Il negro, udendo quel grido, si era voltato. Vedendo il sultano con la scimitarra alzata, fece un salto sottraendosi al colpo, poi si aggrappò alla scala di corda che stava per sfuggirgli.

Il Germania s’alzava rapidamente avendo Heggia gettato, un momento prima, un mezzo quintale di zavorra.

Il sultano, che pareva fosse improvvisamente impazzito, si era gettato verso la scala vibrando colpi furiosi di scimitarra.

Fortunatamente era giunto un momento in ritardo.

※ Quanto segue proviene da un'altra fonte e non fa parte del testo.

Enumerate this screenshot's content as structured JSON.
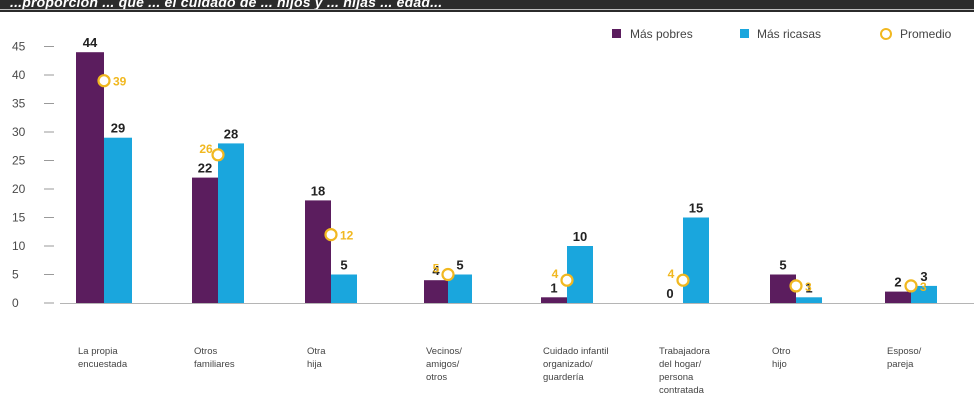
{
  "header_fragment": "...proporción ... que ... el cuidado de ... hijos y ... hijas ... edad...",
  "chart_data": {
    "type": "bar",
    "ylim": [
      0,
      45
    ],
    "yticks": [
      0,
      5,
      10,
      15,
      20,
      25,
      30,
      35,
      40,
      45
    ],
    "categories": [
      [
        "La propia",
        "encuestada"
      ],
      [
        "Otros",
        "familiares"
      ],
      [
        "Otra",
        "hija"
      ],
      [
        "Vecinos/",
        "amigos/",
        "otros"
      ],
      [
        "Cuidado infantil",
        "organizado/",
        "guardería"
      ],
      [
        "Trabajadora",
        "del hogar/",
        "persona",
        "contratada"
      ],
      [
        "Otro",
        "hijo"
      ],
      [
        "Esposo/",
        "pareja"
      ]
    ],
    "series": [
      {
        "name": "Más pobres",
        "color": "#5b1d5e",
        "values": [
          44,
          22,
          18,
          4,
          1,
          0,
          5,
          2
        ]
      },
      {
        "name": "Más ricasas",
        "color": "#1aa6dd",
        "values": [
          29,
          28,
          5,
          5,
          10,
          15,
          1,
          3
        ]
      }
    ],
    "average": {
      "name": "Promedio",
      "color": "#f1b820",
      "values": [
        39,
        26,
        12,
        5,
        4,
        4,
        3,
        3
      ]
    },
    "legend_position": "top-right",
    "grid": false
  }
}
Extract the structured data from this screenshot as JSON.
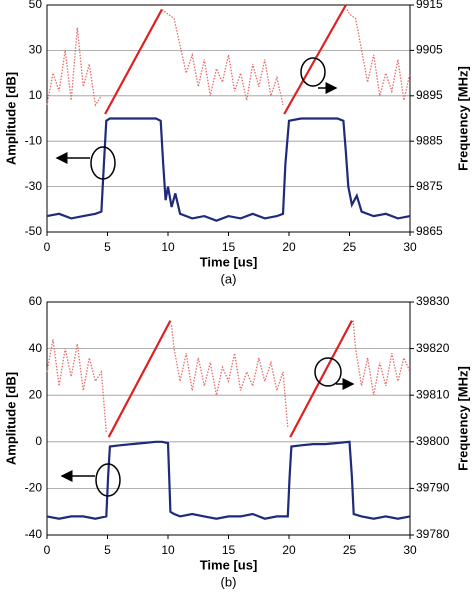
{
  "chart_data": [
    {
      "type": "line",
      "xlabel": "Time [us]",
      "ylabel": "Amplitude [dB]",
      "y2label": "Frequency [MHz]",
      "caption": "(a)",
      "xlim": [
        0,
        30
      ],
      "xticks": [
        0,
        5,
        10,
        15,
        20,
        25,
        30
      ],
      "ylim": [
        -50,
        50
      ],
      "yticks": [
        -50,
        -30,
        -10,
        10,
        30,
        50
      ],
      "y2lim": [
        9865,
        9915
      ],
      "y2ticks": [
        9865,
        9875,
        9885,
        9895,
        9905,
        9915
      ],
      "grid": true,
      "series": [
        {
          "color": "#e86a6a",
          "axis": "y2",
          "style": "dotted",
          "x": [
            0,
            0.5,
            1,
            1.5,
            2,
            2.5,
            3,
            3.5,
            4,
            4.5,
            4.7,
            9.5,
            10,
            10.5,
            11,
            11.5,
            12,
            12.5,
            13,
            13.5,
            14,
            14.5,
            15,
            15.5,
            16,
            16.5,
            17,
            17.5,
            18,
            18.5,
            19,
            19.5,
            19.6,
            24.8,
            25,
            25.5,
            26,
            26.5,
            27,
            27.5,
            28,
            28.5,
            29,
            29.5,
            30
          ],
          "values": [
            9893,
            9900,
            9896,
            9905,
            9894,
            9910,
            9897,
            9902,
            9893,
            9895,
            null,
            9914,
            9913,
            9912,
            9906,
            9900,
            9904,
            9897,
            9903,
            9895,
            9901,
            9898,
            9904,
            9896,
            9900,
            9894,
            9902,
            9897,
            9903,
            9895,
            9899,
            9893,
            null,
            9914,
            9913,
            9912,
            9905,
            9898,
            9904,
            9895,
            9900,
            9896,
            9903,
            9894,
            9900
          ]
        },
        {
          "color": "#e02020",
          "axis": "y2",
          "style": "solid",
          "x": [
            4.8,
            9.5,
            14,
            19.6,
            24.7
          ],
          "values": [
            9891,
            9914,
            null,
            9891,
            9915
          ]
        },
        {
          "color": "#1f2a7a",
          "axis": "y",
          "style": "solid",
          "x": [
            0,
            1,
            2,
            3,
            4,
            4.5,
            4.7,
            4.9,
            5.2,
            6,
            7,
            8,
            9,
            9.4,
            9.6,
            9.8,
            10,
            10.3,
            10.6,
            11,
            12,
            13,
            14,
            15,
            16,
            17,
            18,
            19,
            19.5,
            19.7,
            20,
            21,
            22,
            23,
            24,
            24.5,
            24.7,
            24.9,
            25.2,
            25.6,
            26,
            27,
            28,
            29,
            30
          ],
          "values": [
            -43,
            -42,
            -44,
            -43,
            -42,
            -41,
            -20,
            -1,
            0,
            0,
            0,
            0,
            0,
            -1,
            -20,
            -36,
            -30,
            -39,
            -33,
            -42,
            -44,
            -43,
            -45,
            -43,
            -44,
            -42,
            -44,
            -43,
            -42,
            -20,
            -1,
            0,
            0,
            0,
            0,
            -1,
            -15,
            -30,
            -38,
            -34,
            -41,
            -43,
            -42,
            -44,
            -43
          ]
        }
      ]
    },
    {
      "type": "line",
      "xlabel": "Time [us]",
      "ylabel": "Amplitude [dB]",
      "y2label": "Frequency [MHz]",
      "caption": "(b)",
      "xlim": [
        0,
        30
      ],
      "xticks": [
        0,
        5,
        10,
        15,
        20,
        25,
        30
      ],
      "ylim": [
        -40,
        60
      ],
      "yticks": [
        -40,
        -20,
        0,
        20,
        40,
        60
      ],
      "y2lim": [
        39780,
        39830
      ],
      "y2ticks": [
        39780,
        39790,
        39800,
        39810,
        39820,
        39830
      ],
      "grid": true,
      "series": [
        {
          "color": "#e86a6a",
          "axis": "y2",
          "style": "dotted",
          "x": [
            0,
            0.5,
            1,
            1.5,
            2,
            2.5,
            3,
            3.5,
            4,
            4.5,
            4.9,
            5.05,
            10.3,
            10.5,
            11,
            11.5,
            12,
            12.5,
            13,
            13.5,
            14,
            14.5,
            15,
            15.5,
            16,
            16.5,
            17,
            17.5,
            18,
            18.5,
            19,
            19.5,
            19.9,
            20.05,
            25.3,
            25.5,
            26,
            26.5,
            27,
            27.5,
            28,
            28.5,
            29,
            29.5,
            30
          ],
          "values": [
            39815,
            39822,
            39812,
            39820,
            39814,
            39821,
            39811,
            39818,
            39813,
            39815,
            39802,
            null,
            39825,
            39820,
            39813,
            39819,
            39811,
            39818,
            39812,
            39817,
            39810,
            39816,
            39813,
            39819,
            39811,
            39815,
            39812,
            39818,
            39813,
            39817,
            39811,
            39815,
            39803,
            null,
            39826,
            39820,
            39812,
            39818,
            39810,
            39817,
            39812,
            39819,
            39813,
            39818,
            39815
          ]
        },
        {
          "color": "#e02020",
          "axis": "y2",
          "style": "solid",
          "x": [
            5.1,
            10.2,
            15,
            20.1,
            25.2
          ],
          "values": [
            39801,
            39826,
            null,
            39801,
            39826
          ]
        },
        {
          "color": "#1f2a7a",
          "axis": "y",
          "style": "solid",
          "x": [
            0,
            1,
            2,
            3,
            4,
            4.9,
            5.05,
            5.2,
            6,
            7,
            8,
            9,
            9.5,
            10,
            10.1,
            10.2,
            10.5,
            11,
            12,
            13,
            14,
            15,
            16,
            17,
            18,
            19,
            19.9,
            20.05,
            20.2,
            21,
            22,
            23,
            24,
            25,
            25.2,
            25.35,
            26,
            27,
            28,
            29,
            30
          ],
          "values": [
            -32,
            -33,
            -32,
            -32,
            -33,
            -32,
            -15,
            -2,
            -1.5,
            -1,
            -0.5,
            0,
            0,
            -0.5,
            -15,
            -30,
            -31,
            -32,
            -31,
            -32,
            -33,
            -32,
            -32,
            -31,
            -33,
            -32,
            -32,
            -15,
            -2,
            -1.5,
            -1,
            -1,
            -0.5,
            0,
            -15,
            -31,
            -32,
            -33,
            -32,
            -33,
            -32
          ]
        }
      ]
    }
  ]
}
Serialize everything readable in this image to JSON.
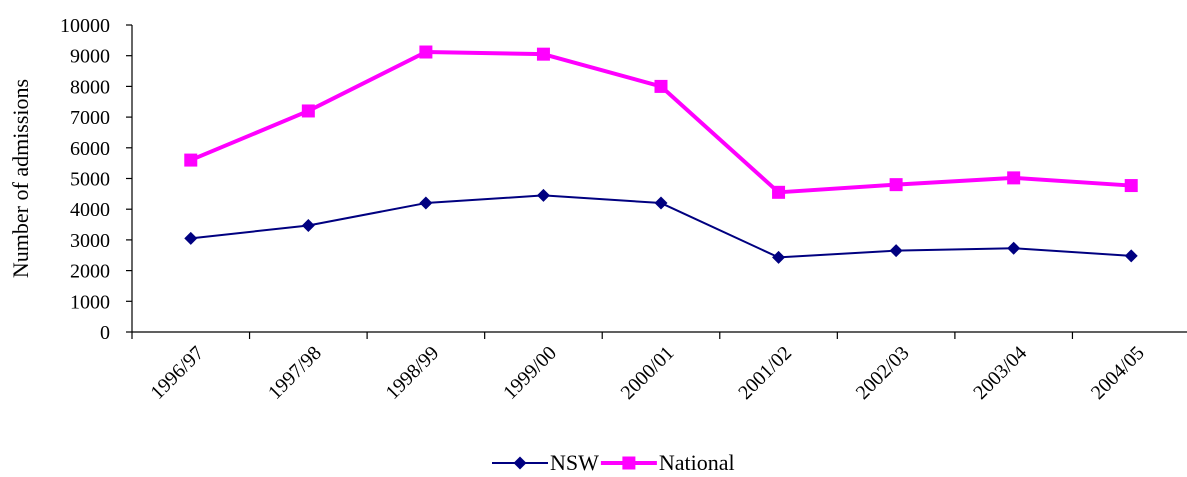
{
  "chart_data": {
    "type": "line",
    "title": "",
    "xlabel": "",
    "ylabel": "Number of admissions",
    "ylim": [
      0,
      10000
    ],
    "yticks": [
      "0",
      "1000",
      "2000",
      "3000",
      "4000",
      "5000",
      "6000",
      "7000",
      "8000",
      "9000",
      "10000"
    ],
    "categories": [
      "1996/97",
      "1997/98",
      "1998/99",
      "1999/00",
      "2000/01",
      "2001/02",
      "2002/03",
      "2003/04",
      "2004/05"
    ],
    "series": [
      {
        "name": "NSW",
        "color": "#000080",
        "marker": "diamond",
        "values": [
          3050,
          3470,
          4200,
          4450,
          4200,
          2430,
          2650,
          2730,
          2480
        ]
      },
      {
        "name": "National",
        "color": "#ff00ff",
        "marker": "square",
        "values": [
          5600,
          7200,
          9120,
          9050,
          8000,
          4550,
          4800,
          5020,
          4770
        ]
      }
    ],
    "grid": false,
    "legend": "bottom-center"
  }
}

Sokol, stretto alla scala, veniva portato in alto.

— Miserabile! — gridò Matteo, puntando il fucile verso il sultano, il quale si era dato a fuga precipitosa.

Anche El-Kabir aveva preso un mauser e mirava il fuggiasco.

Stavano per far fuoco, quando da una macchia di bauchinie videro una belva slanciarsi con un salto e cadere addosso al sultano.

Era un grosso leopardo, la belva ferocissima molto comune nelle regioni dell’Africa centrale ed orientale.

Il sultano si era piegato sotto il peso della belva, poi era caduto al suolo, mentre le unghie dell’animale gli squarciavano il petto e la gola.

L’arabo ed il greco, quantunque si fossero armati per punire il traditore, fecero fuoco sul leopardo quasi contemporaneamente.

L’animale, fulminato, cadde sul corpo della sua vittima.

— Scendiamo! — gridò Matteo.

— È inutile — disse Ottone, il quale aveva puntato un cannocchiale sul sultano. — Sono morti entrambi.

— Andiamo almeno ad assicurarcene.

— Dovremmo sacrificare dell’altro gas e mi preme troppo conservarlo.

— Che brutta fine ha fatto quel povero sultano!

— Ne faranno un altro — disse El-Kabir.

Sokol intanto era rientrato sulla piattaforma. Il negro era ancora spaventato, più per l’assalto del sultano che per la scalata che aveva fatto a quell’altezza straordinaria, sospeso nel vuoto.